At a ball given by Count M., at Vienna, the French Ambassador, M. de St. Aulaire, expressed to the Countess his great admiration of a coronet 209of diamonds she had on her head. “Ah! quelle belle couronne, Madame la Comtesse!” “Au moins,” she replied, “elle n’est pas volée.”

It has been remarked that during the long series of Princes of the House of Savoy, neither assassinations, nor family quarrels of any political consequence, nor acts of unjust usurpation, have stained the annals of their history; an observation that could not be justly applied to any other royal family now possessed of European thrones, or to any other list of European sovereigns. The far greater number of these Princes of Savoy have been good monarchs, and many of them distinguished for their bravery and military talent.

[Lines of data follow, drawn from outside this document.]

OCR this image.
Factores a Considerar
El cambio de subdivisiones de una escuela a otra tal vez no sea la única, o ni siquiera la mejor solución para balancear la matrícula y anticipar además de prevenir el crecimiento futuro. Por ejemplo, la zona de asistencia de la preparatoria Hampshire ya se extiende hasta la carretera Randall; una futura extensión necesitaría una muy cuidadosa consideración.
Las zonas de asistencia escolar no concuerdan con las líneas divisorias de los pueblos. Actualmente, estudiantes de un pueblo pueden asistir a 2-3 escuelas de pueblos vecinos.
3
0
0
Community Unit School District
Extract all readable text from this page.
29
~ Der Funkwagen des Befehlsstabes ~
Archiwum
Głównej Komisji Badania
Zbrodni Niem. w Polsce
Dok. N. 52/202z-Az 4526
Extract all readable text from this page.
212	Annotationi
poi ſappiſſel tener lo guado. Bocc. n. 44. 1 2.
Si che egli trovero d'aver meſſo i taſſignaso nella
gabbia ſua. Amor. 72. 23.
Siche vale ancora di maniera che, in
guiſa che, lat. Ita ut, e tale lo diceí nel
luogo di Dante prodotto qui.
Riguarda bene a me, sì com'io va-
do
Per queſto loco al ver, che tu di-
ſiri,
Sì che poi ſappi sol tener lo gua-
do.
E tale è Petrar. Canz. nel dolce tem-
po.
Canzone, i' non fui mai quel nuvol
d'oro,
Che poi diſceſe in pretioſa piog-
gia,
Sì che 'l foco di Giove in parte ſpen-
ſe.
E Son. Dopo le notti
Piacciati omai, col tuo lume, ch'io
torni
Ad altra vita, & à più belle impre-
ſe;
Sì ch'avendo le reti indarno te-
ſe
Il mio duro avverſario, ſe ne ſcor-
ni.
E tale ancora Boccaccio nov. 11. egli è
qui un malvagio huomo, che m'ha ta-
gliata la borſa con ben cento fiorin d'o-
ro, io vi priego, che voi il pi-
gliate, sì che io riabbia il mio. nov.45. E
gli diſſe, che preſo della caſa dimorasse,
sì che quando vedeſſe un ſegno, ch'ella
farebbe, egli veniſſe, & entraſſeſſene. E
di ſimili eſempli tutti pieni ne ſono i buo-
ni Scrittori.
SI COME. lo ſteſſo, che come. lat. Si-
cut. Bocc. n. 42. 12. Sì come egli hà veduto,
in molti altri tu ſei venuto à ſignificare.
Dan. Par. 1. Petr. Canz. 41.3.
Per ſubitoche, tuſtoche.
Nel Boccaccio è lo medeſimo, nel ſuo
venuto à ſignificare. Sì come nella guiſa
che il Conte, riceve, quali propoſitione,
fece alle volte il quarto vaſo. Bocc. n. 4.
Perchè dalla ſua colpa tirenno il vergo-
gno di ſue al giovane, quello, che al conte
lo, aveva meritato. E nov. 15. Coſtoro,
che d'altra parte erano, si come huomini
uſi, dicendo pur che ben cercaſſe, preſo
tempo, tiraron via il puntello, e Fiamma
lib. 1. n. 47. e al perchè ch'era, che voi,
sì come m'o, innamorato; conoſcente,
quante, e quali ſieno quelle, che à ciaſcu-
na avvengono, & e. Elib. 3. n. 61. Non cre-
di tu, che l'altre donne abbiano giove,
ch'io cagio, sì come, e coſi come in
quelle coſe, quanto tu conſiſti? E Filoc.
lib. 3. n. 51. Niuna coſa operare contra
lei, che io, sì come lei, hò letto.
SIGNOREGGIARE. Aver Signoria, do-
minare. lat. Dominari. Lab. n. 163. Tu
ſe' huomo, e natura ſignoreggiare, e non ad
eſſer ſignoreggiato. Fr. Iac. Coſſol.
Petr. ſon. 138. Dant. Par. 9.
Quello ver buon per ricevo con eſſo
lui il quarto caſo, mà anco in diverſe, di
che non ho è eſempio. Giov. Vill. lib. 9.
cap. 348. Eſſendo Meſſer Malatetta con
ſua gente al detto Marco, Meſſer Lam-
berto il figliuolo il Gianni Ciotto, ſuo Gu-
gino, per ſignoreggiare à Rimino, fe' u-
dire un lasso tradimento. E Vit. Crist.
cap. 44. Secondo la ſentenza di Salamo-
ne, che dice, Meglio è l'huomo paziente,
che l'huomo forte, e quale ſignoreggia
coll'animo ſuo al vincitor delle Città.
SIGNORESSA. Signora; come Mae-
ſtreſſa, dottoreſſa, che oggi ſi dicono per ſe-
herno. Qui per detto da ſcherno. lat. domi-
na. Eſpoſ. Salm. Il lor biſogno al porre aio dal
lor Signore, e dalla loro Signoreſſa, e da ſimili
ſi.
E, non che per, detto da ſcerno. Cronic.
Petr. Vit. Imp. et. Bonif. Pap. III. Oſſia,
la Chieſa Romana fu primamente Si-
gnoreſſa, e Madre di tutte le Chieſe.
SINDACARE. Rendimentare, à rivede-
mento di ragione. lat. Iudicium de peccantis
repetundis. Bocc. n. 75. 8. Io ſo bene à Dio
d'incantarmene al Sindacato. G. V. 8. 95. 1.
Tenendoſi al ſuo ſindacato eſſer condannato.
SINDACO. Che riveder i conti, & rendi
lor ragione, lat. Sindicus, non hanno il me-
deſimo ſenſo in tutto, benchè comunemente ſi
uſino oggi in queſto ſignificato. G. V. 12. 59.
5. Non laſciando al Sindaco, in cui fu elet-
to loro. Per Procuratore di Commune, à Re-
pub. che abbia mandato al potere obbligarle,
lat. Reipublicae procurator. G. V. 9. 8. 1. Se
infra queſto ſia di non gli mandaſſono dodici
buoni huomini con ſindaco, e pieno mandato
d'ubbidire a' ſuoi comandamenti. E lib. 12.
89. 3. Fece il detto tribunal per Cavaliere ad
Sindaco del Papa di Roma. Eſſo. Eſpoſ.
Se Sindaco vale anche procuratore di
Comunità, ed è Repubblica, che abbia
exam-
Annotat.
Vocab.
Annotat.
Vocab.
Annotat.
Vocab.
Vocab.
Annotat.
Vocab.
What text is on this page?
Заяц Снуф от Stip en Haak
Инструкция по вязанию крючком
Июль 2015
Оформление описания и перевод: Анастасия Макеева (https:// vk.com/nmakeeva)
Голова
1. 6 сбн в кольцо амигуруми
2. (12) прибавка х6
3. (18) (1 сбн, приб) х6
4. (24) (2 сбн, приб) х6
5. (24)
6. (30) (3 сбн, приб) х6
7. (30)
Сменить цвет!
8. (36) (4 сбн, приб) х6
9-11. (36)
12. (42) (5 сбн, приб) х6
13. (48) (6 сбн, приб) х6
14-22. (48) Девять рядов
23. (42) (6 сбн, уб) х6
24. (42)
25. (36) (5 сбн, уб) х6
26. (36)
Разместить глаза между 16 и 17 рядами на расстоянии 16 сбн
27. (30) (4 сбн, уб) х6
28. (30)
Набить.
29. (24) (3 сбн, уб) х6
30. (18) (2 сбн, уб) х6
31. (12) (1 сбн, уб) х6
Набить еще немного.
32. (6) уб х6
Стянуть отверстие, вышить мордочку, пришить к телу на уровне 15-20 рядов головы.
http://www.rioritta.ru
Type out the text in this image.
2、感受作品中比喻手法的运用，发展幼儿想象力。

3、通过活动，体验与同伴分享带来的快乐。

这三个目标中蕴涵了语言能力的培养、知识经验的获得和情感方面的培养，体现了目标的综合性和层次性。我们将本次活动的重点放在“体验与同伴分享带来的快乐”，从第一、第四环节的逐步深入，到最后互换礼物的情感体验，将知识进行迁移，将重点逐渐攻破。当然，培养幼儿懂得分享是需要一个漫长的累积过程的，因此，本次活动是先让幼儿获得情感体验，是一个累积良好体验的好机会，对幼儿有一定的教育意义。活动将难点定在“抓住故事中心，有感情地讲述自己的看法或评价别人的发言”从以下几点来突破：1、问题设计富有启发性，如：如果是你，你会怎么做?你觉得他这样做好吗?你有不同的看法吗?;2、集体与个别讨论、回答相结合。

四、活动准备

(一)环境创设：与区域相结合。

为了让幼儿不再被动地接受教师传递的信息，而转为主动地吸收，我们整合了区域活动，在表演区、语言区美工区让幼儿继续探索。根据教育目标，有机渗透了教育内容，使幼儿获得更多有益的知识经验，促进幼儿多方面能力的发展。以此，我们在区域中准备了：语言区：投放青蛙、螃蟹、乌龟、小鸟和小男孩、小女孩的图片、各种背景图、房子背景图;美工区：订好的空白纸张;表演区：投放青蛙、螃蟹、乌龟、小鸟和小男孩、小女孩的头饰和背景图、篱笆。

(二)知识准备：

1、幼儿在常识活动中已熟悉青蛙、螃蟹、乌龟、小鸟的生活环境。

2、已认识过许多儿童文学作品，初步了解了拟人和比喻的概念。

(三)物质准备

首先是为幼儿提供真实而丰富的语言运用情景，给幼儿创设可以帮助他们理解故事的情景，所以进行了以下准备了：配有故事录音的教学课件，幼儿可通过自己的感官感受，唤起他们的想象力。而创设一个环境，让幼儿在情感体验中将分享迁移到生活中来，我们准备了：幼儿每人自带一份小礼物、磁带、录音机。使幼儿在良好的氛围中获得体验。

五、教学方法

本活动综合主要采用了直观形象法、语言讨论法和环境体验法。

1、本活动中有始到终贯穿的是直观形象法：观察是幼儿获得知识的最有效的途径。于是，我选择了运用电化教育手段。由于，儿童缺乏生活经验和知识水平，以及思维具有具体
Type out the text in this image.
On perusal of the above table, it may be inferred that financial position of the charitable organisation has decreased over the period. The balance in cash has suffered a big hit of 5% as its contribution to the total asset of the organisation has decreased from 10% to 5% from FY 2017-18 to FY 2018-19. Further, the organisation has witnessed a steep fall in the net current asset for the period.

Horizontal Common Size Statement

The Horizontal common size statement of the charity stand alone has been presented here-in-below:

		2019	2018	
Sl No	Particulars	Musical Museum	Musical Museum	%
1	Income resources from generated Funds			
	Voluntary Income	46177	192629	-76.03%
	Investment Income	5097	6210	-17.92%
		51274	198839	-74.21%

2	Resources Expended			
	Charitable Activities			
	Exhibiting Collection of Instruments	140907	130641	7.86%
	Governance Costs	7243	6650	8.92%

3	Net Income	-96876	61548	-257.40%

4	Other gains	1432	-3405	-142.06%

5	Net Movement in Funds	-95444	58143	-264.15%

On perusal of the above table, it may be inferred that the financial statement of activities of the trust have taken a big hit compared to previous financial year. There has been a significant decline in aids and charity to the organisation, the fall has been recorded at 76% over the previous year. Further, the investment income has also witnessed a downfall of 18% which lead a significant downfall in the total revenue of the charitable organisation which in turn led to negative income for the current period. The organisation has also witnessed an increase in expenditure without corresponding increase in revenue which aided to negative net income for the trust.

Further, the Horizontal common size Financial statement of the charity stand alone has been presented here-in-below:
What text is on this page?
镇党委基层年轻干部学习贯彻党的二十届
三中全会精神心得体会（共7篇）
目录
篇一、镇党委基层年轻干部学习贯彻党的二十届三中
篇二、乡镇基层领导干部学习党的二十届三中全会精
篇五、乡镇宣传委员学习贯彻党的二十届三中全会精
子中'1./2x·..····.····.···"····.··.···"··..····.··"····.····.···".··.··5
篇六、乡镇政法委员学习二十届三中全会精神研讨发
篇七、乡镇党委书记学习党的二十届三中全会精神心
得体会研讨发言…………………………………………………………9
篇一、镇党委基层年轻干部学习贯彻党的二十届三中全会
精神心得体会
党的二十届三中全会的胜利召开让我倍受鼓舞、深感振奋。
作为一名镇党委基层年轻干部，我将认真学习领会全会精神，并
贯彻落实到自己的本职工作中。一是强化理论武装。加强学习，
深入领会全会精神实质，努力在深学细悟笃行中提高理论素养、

It is said that Tasso conceived his beautiful idea of the Garden of Armida from the views in the neighbourhood of Turin, and particularly from the spot where stands the “vigna,” or villa, of Sir Augustus Foster. The garden which is said to have inspired him with the original conception is supposed to have been what is now called the Old Park. Tasso was on a visit to the Duke of Savoy.

A celebrated surgeon, named Livois, who was in the French army, took compassion on a dog whose leg had been fractured by a shot during the siege of some place or another. He set the bones, and cured him. Some time afterwards he found waiting at his door the same dog, with a companion 210who had a broken leg, and whom he evidently wished to introduce to him. The surgeon cured this second dog also, and mentioned the circumstance to the Countess du C., who repeated it to me.

Charles X., who expired at Goritz, in Styria, in the night between the 5th and 6th of November, 1836, had entered upon the eightieth year of his age in the preceding month. He was active and cheerful to the moment at 분당오피 which he was seized by the fatal malady which closed his mortal existence in less than thirty hours. During this time he suffered greatly, but died tranquil and resigned, forgiving his enemies, those who had injured him, and those who had been misled. He had visited the Princess of B. and his nephews, the sons of Don Carlos, on his way to Goritz, where he was about to establish himself with his family. The 4th of November, St. Charles’s day and his own fête, he had celebrated with a few friends, and he had been received with great cordiality by the inhabitants of Goritz.